Thursday, January 16, 2014

A month in India, part 2: R... Rajkumar.


Prabhudeva began his directorial career with the spry revitalisation of the Maine Pyar Kiya plot in the Telugu favourite Nuvvostenante Nenoddantana, and continued his directorial exploits in the South, before smashing onto the Hindi scene with Wanted, a Southie remake, but a badass one at that. I was a fan from the get-go, liking his visual, bombastic masala style, alongside the amazing choreography that his films always seemed to have. To pair him up with Shahid Kapoor, an excellent leg shaker in his own right, and add a bit of roughness to him in the action masala format - this all seemed like the recipe of a great movie.

R.. Rajkumar has a story that is almost so forgettable that I've actually forgotten the details, aside from the barebones plot structure - Shahid plays a hoodlum who joins forces with gratuitously shirtless villain Sonu Sood, mostly for monetary reasons. Things get tricky when Sonu Sood takes an interest in the daughter of the corrupt politician he's in cahoots with, who just happens to be the same girl (played by hapless, why-am-I-stuck-in-these-roles Sonakshi Sinha) Shahid's character has been relentlessly harassing for most of the movie. What's going to happen? Spoilers: the poster kind of says it all.

I suppose I should really thank the movie for spinning such a simplistic tale, as it made it very easy to follow with my beginner's Hindi skills in the cool southern Mumbai multiplex I saw this film at. Sonu Sood was great as ever, and the songs were the soundtrack to the rest of my trip, but the positives kind of run out there. What bothered me the most was the absolutely relentless, inexcusable sexual harassment by the main character, portrayed as romantic. You could say this has become an Indian film trope, and especially following the movement to make India safer for women, this trope has been called out - films may just be films, but the women on India's streets who suffer sexual harassment every day of their lives do know the effect that portraying this trope as romantic has on society. It's been a while since I've seen such a blatant example of "eve-teasing" disguised as a romantic subplot. There isn't even the slightest hint of Sonakshi's Chanda liking the main character, and he invades her personal space, doesn't take "no" for an answer, and it's just so, so off-putting.

It's also just completely unnecessary. Why can't she like this guy from the get go? Why can't they have meet-cute and then begin a bickering chemistry, which would largely serve the same function, but take away the icky issues with consent (she said no, so back off, buddy)? You could still have the songs, the arguments, even the slap scene that seems so pivotal, going by the times it's referenced back to.
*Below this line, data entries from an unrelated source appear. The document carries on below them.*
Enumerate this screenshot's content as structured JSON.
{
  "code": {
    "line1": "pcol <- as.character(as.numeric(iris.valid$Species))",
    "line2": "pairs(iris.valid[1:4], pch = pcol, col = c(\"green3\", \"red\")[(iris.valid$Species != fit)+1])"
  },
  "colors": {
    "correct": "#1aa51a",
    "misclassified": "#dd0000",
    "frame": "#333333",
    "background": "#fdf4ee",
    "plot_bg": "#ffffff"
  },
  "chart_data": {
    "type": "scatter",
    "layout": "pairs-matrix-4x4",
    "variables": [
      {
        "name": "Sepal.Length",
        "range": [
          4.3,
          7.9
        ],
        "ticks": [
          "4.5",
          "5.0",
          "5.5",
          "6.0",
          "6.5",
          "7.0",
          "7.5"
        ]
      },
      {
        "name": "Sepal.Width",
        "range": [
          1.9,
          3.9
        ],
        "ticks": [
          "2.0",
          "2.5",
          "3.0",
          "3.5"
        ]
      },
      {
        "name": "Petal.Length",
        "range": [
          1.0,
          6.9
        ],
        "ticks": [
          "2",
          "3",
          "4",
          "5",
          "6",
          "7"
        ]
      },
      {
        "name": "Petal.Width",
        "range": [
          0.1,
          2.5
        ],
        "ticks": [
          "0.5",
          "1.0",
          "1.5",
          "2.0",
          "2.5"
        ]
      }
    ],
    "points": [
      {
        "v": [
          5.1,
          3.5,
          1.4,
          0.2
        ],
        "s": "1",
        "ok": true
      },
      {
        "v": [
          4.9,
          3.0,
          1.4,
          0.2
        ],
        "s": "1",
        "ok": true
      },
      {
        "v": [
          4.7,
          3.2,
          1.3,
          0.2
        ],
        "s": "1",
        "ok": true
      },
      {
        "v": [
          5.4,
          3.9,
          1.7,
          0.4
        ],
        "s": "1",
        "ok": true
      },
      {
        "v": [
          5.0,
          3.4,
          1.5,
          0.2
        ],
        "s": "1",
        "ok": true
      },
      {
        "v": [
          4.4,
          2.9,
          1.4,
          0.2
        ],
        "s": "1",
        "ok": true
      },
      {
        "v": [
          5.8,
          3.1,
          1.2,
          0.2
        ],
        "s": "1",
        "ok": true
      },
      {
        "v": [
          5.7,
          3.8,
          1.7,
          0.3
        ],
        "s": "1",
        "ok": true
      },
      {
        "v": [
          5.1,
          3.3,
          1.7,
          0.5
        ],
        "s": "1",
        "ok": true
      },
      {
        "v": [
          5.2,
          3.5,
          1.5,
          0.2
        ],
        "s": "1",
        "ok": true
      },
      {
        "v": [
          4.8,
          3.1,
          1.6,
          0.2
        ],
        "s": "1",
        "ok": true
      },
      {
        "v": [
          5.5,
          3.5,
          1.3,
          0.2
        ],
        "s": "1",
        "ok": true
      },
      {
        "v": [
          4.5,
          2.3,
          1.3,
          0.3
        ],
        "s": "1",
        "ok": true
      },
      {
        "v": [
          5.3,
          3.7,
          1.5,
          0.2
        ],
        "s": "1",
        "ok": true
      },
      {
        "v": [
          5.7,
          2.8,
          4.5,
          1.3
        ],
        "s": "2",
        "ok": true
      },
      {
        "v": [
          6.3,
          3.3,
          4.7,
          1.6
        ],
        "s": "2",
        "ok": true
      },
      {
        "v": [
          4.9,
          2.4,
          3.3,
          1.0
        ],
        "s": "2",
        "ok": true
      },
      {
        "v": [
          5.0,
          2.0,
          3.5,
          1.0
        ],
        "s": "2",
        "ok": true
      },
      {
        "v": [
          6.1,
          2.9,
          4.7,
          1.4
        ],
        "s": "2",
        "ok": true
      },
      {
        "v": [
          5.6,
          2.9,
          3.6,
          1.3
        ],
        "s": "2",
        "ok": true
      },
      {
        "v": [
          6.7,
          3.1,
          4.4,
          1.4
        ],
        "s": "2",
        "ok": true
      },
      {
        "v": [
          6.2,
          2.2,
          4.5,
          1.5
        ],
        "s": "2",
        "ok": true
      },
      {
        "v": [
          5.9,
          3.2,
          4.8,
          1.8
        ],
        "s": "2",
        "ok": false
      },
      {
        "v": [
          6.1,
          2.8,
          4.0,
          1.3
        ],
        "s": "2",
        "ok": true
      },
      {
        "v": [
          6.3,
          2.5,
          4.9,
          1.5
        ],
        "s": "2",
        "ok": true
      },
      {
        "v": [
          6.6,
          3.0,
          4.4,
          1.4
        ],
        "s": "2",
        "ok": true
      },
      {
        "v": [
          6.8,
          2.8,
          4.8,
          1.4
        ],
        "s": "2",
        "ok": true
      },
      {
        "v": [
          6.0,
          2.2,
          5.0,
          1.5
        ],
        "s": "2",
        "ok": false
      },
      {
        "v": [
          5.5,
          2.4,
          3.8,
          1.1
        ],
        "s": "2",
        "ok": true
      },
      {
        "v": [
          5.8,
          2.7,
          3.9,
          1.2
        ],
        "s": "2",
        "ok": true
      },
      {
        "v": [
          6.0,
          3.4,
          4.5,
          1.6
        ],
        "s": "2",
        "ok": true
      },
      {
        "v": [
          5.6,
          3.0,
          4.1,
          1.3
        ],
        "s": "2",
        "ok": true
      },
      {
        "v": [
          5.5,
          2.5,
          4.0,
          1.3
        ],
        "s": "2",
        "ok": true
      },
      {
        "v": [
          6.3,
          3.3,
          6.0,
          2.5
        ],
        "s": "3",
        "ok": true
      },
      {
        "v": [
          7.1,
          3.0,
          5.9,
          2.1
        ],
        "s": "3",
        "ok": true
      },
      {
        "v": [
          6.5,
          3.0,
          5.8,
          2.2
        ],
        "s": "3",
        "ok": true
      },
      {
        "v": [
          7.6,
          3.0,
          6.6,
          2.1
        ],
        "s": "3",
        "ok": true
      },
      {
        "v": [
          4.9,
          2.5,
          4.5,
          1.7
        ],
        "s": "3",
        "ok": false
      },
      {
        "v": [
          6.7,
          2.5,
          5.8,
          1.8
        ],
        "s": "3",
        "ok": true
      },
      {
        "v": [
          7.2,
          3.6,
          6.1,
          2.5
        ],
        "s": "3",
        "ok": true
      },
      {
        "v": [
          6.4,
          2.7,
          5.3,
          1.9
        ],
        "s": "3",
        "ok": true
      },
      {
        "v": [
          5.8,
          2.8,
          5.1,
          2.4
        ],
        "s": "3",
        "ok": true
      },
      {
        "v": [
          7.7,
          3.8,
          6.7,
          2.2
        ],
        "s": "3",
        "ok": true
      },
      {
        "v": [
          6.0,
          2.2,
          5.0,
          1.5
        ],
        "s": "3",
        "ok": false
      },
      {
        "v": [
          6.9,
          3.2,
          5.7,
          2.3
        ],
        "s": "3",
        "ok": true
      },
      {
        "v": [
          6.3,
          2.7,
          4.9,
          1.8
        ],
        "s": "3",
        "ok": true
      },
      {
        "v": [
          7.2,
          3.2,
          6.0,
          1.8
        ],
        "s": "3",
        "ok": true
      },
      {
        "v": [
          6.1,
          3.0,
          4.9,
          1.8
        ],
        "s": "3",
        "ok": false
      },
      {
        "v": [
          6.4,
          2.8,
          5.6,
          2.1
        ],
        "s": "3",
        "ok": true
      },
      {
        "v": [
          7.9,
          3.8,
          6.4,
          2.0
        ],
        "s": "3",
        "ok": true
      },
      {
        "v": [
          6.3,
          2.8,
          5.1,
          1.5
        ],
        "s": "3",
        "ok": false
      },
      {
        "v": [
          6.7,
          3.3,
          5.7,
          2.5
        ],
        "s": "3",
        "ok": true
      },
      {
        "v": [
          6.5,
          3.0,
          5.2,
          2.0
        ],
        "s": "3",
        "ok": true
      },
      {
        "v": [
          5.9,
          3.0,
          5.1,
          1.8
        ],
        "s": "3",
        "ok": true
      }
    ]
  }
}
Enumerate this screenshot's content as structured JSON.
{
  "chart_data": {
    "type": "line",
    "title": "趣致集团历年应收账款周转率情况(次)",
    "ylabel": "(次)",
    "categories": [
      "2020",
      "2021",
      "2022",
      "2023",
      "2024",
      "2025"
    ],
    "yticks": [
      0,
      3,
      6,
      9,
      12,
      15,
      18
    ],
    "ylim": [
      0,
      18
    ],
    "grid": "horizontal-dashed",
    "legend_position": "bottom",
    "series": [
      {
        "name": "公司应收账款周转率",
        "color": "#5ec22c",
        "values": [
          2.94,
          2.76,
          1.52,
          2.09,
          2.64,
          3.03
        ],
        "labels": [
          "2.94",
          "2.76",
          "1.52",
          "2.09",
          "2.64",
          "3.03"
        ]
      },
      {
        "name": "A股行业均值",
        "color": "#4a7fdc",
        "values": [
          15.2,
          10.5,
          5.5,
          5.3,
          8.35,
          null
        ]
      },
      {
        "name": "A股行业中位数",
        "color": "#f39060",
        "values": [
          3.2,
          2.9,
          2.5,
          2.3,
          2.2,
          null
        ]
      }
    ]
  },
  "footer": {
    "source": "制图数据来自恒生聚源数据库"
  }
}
I hate to turn my back on a guy I once listed as one of my top five directors, alongside such favourites as Manmohan Desai and Shankar, but I'm afraid it's come to this. I barely remember watching Rowdy Rathore, even though I know I did. This one didn't fare much better, though I still enjoy the soundtrack (and Ghandi baat is a song that will always be on my "India trip" playlist). If he insists on spicing his original films with these sorts of off-putting, regressive tropes, I'm just not interested - I like my action masala, but I also like a modicum of respect from the hero towards the heroine. This isn't a tall ask. It really isn't.

2 comments:

Anonymous said...

I am bummed to hear about how one-sided the romance is in this-Shahid/Sona seemed like a pretty workable jodi to judge by the previews, and something I respected about Wanted, NVND, Engeyum Kadhal (Prabhudheva's otherwise mediocre remake of Love in the Afternoon), and Rowdy Rathore was that he went to some pains to set up the idea that yes, the woman was just as into the guy as he was into her. (And even Rowdy Rathore held off on the stalkertastic parts until after the heroine had given some mixed signals of a "yes, I'm sort of interested, no I'm not going to be too overt about it" variety, rather than just having him chase her around after a flat no.)

I'm tempted to blame some of the stupidity on his producers on this one, but since IIRC it's the same set of people who are backing his movie with Ajay Devgn, I guess I shouldn't be too optimistic about that one either.

veracious said...

It was puzzling, but at the same time I do wonder whether something was lost in translation. My Hindi skills are good when it comes to parsing film dialogue, unless characters speak in poetic Urdu, but yeah, what I got from the dialogues and the mannerisms of everybody, it just seemed really uncomfortable.

I had a discussion on Twitter that Prabhudeva usually does better work when he doesn't write his own films or come up with the stories for them. He's made a niche for himself but ..I wish the films he's written so far were better. I used to be such a fan, gah.